Kerentanan ini memungkinkan penyerang untuk menyuntikkan perintah berbahaya langsung ke dalam memori AI, mengubah fitur yang berguna menjadi senjata permanen untuk mengeksekusi kode sembarangan (Gambar ilustrasi: ST).
Menurut laporan dari LayerX Security, serangan ini mengeksploitasi kerentanan Cross-Site Request Forgery (CSRF) untuk menyuntikkan perintah berbahaya ke dalam memori permanen ChatGPT.
Fitur "Memori", yang awalnya dirancang agar AI dapat mengingat detail penting seperti nama pengguna dan preferensi untuk respons yang dipersonalisasi, kini dapat "dirusak".
Setelah memori terinfeksi malware, perintah-perintah ini akan tetap ada secara permanen—kecuali pengguna menghapusnya secara manual melalui pengaturan—dan dapat dipicu di berbagai perangkat dan sesi.
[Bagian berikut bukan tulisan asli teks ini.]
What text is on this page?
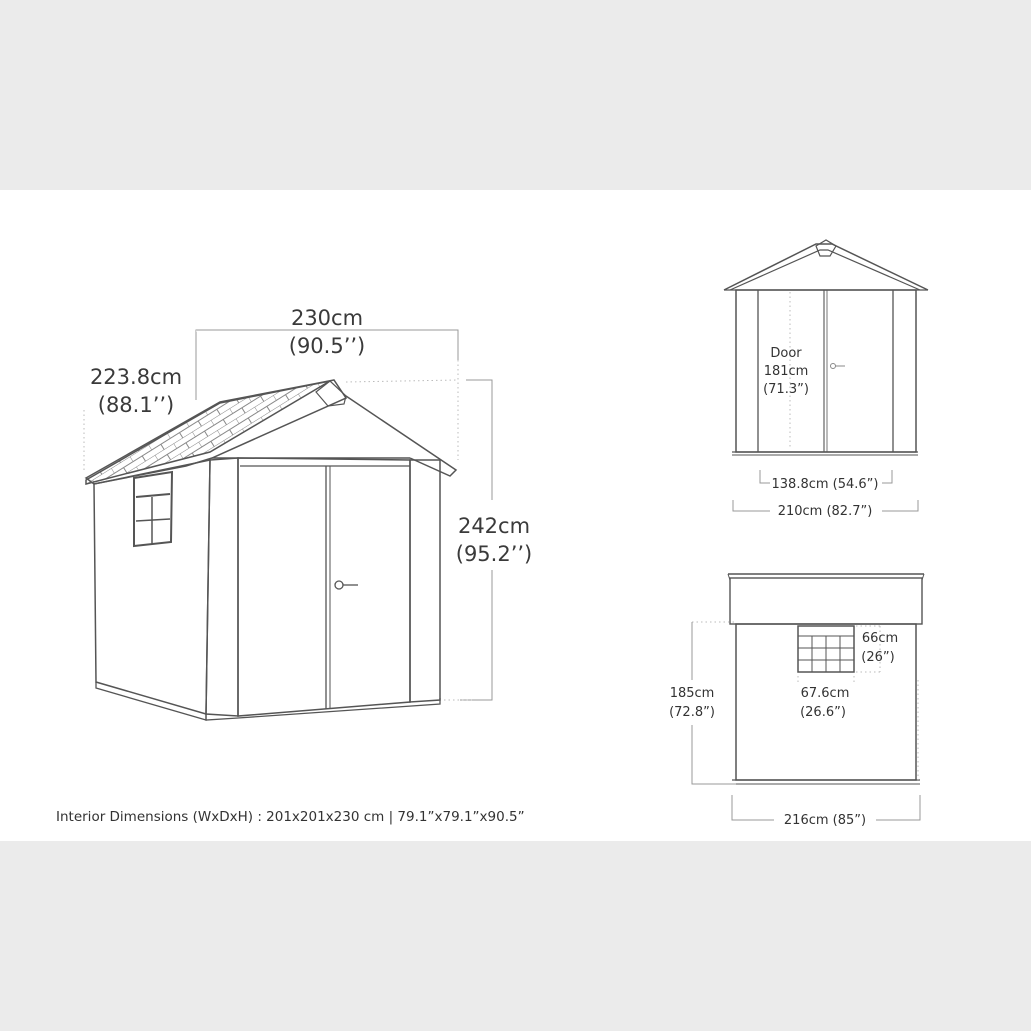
230cm
(90.5’’)
223.8cm
(88.1’’)
242cm
(95.2’’)
Door
181cm
(71.3”)
138.8cm (54.6”)
210cm (82.7”)
66cm
(26”)
67.6cm
(26.6”)
185cm
(72.8”)
216cm (85”)
Interior Dimensions (WxDxH) : 201x201x230 cm | 79.1”x79.1”x90.5”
"Yang membuat kerentanan ini sangat berbahaya adalah karena menargetkan memori persisten AI, bukan hanya sesi peramban," kata Michelle Levy, Direktur Riset Keamanan di LayerX Security.
Levy menjelaskan: "Sederhananya, penyerang menggunakan trik untuk 'menipu' AI, memaksanya untuk menulis perintah berbahaya ke dalam memorinya. Bagian yang paling berbahaya adalah perintah ini akan tetap ada secara permanen di dalam AI – bahkan jika pengguna berganti komputer, keluar dan masuk kembali, atau bahkan menggunakan peramban yang berbeda."
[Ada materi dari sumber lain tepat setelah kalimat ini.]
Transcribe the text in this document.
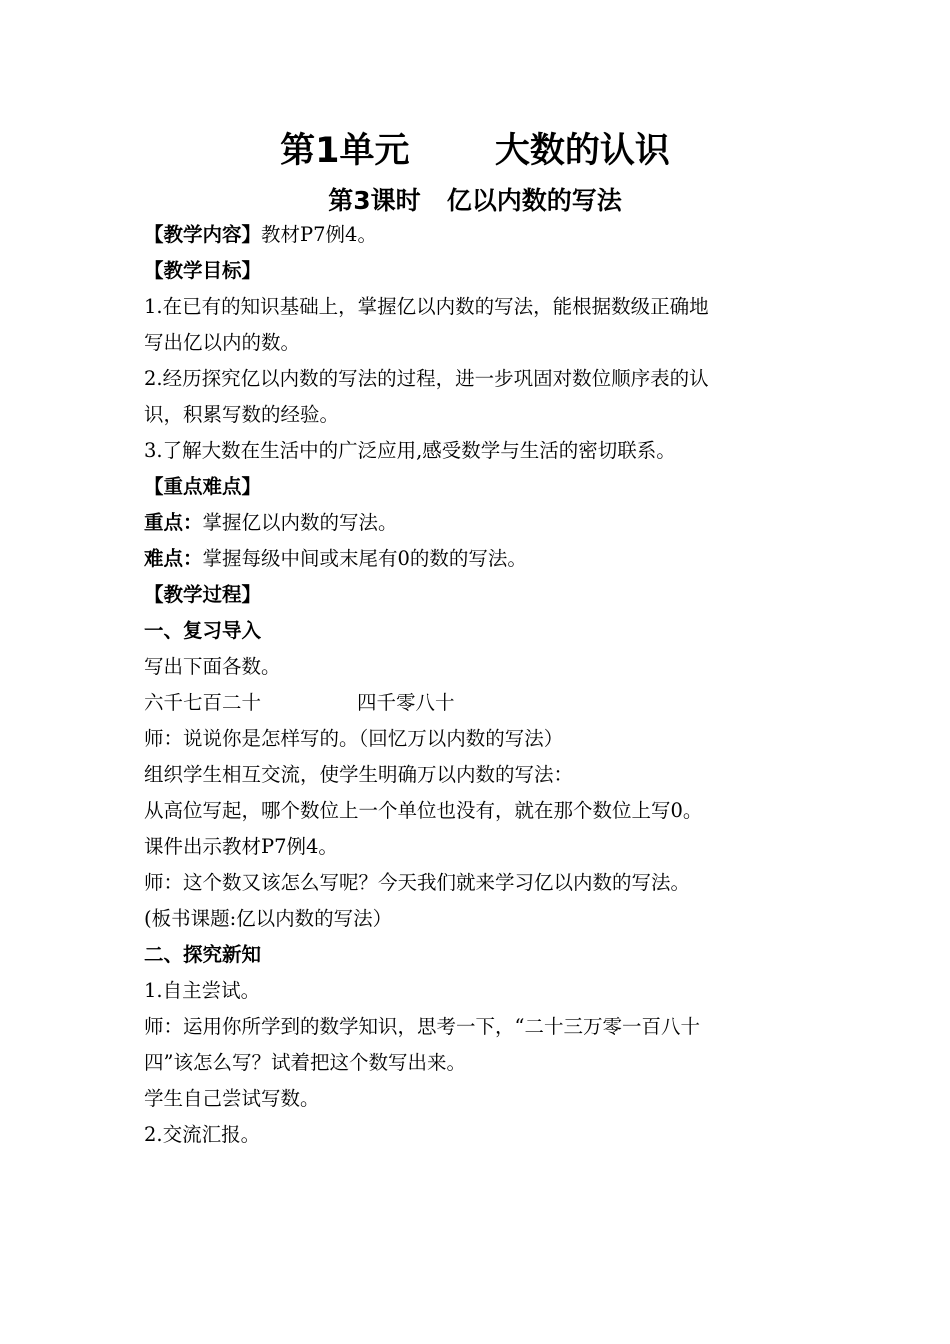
第1单元 大数的认识
第3课时 亿以内数的写法
【教学内容】教材P7例4。
【教学目标】
1.在已有的知识基础上，掌握亿以内数的写法，能根据数级正确地
写出亿以内的数。
2.经历探究亿以内数的写法的过程，进一步巩固对数位顺序表的认
识，积累写数的经验。
3.了解大数在生活中的广泛应用,感受数学与生活的密切联系。
【重点难点】
重点：掌握亿以内数的写法。
难点：掌握每级中间或末尾有0的数的写法。
【教学过程】
一、复习导入
写出下面各数。
六千七百二十	四千零八十
师：说说你是怎样写的。（回忆万以内数的写法）
组织学生相互交流，使学生明确万以内数的写法：
从高位写起，哪个数位上一个单位也没有，就在那个数位上写0。
课件出示教材P7例4。
师：这个数又该怎么写呢？今天我们就来学习亿以内数的写法。
(板书课题:亿以内数的写法）
二、探究新知
1.自主尝试。
师：运用你所学到的数学知识，思考一下，“二十三万零一百八十
四”该怎么写？试着把这个数写出来。
学生自己尝试写数。
2.交流汇报。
Kemudian, ketika pengguna melakukan permintaan yang sepenuhnya normal, mereka mungkin secara tidak sengaja mengaktifkan malware. Akibatnya, peretas dapat menjalankan kode secara diam-diam, mencuri data, atau mendapatkan kendali yang lebih tinggi atas sistem.”
Skenario serangan yang dijelaskan cukup sederhana: Pertama, pengguna masuk ke ChatGPT Atlas. Mereka tertipu untuk mengklik tautan berbahaya, kemudian situs web berbahaya tersebut secara diam-diam memicu permintaan CSRF, menyisipkan instruksi berbahaya secara diam-diam ke dalam memori ChatGPT korban.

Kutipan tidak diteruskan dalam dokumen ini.